The point is that, the kids would look at this and they would think, oh no, we kicked the ball off the cliff. Let’s buy another ball. They would have no idea. But it turned out that that kick is what saved the life of another person who was about to drown.
Now, when you think that way, it’s extremely obvious that there’s an interconnection between those lives. The problem is that there’s not some magic that Ivan had. It’s that everybody is actually unfolding in this way, where we’re constantly being affected by the actions of people we will never see and never meet.
The extremely obvious way that we can understand this is the pandemic. From the coronavirus outbreak in 2020, where you have a single person get infected with the virus in Wuhan, China, and the lives of 8 billion people changed for many, many years and the trajectories of our lives are irrevocably changed. All of us are different because of this pandemic, and it’s from one virus infecting one person potentially thousands of miles away from where you live. And Everything in the world became different.

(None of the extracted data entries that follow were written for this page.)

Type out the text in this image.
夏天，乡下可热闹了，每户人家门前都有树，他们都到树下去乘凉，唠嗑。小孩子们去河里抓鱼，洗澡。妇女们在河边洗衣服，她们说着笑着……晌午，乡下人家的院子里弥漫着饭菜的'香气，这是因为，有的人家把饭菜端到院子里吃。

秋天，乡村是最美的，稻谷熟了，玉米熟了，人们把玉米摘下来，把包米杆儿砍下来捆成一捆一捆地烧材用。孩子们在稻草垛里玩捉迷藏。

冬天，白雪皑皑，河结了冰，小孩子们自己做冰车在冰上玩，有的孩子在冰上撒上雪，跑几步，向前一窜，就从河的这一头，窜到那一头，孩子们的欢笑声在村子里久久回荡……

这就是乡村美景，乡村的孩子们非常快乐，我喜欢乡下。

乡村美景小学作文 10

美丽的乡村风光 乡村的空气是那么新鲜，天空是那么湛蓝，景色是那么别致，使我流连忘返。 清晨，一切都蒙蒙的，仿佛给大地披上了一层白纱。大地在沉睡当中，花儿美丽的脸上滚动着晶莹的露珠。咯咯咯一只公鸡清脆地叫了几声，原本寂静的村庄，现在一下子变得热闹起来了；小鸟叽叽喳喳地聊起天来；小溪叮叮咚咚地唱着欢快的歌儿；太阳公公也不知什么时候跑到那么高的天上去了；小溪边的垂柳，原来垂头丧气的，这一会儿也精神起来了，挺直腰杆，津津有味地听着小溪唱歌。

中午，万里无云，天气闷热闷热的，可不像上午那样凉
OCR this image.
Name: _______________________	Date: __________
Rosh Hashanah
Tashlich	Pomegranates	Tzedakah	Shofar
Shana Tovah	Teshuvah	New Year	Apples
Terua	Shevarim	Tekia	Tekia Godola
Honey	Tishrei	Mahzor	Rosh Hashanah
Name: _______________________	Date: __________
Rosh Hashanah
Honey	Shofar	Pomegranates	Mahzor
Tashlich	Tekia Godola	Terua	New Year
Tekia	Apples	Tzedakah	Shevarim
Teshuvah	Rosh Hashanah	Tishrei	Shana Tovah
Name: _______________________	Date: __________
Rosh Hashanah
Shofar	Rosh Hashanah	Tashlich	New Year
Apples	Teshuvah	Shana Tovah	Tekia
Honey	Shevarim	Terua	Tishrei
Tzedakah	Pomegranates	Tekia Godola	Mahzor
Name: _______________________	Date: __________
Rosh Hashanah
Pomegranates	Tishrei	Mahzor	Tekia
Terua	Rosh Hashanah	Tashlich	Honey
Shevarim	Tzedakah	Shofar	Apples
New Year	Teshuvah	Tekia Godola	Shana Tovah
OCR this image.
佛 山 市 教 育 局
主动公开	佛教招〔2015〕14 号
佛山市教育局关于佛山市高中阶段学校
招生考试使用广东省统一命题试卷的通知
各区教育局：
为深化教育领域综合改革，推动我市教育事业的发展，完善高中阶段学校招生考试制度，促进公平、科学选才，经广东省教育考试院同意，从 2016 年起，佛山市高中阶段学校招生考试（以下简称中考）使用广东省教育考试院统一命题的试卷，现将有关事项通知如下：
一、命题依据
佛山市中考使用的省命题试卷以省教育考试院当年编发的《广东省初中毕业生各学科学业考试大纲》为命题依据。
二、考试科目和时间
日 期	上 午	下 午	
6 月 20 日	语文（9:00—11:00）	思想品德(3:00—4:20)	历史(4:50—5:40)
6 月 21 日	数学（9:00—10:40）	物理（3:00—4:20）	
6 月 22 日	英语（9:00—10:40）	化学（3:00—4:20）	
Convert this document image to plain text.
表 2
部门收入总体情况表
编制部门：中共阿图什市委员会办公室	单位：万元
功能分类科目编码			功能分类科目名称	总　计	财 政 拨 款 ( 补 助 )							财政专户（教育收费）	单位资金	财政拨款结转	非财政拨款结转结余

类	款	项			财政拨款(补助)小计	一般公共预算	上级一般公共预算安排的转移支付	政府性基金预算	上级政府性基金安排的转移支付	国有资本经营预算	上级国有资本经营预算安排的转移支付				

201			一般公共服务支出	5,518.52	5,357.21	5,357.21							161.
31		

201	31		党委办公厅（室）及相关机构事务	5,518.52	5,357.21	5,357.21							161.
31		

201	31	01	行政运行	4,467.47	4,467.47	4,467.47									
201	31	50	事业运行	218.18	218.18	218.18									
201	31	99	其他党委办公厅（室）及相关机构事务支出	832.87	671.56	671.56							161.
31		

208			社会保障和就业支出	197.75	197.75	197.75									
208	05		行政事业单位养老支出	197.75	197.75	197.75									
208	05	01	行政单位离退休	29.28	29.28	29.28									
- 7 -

So this is the nature of reality, and I think it’s something that’s a coping mechanism effectively for us to just ignore the science, ignore the physics, and imagine that we are in charge. And this is where that saying that I come back to throughout “Fluke” arises, which is we control nothing, but we influence everything. And for Ivan and the soccer ball, the influence that he experienced was from a couple of kids you will never have met who saved his life.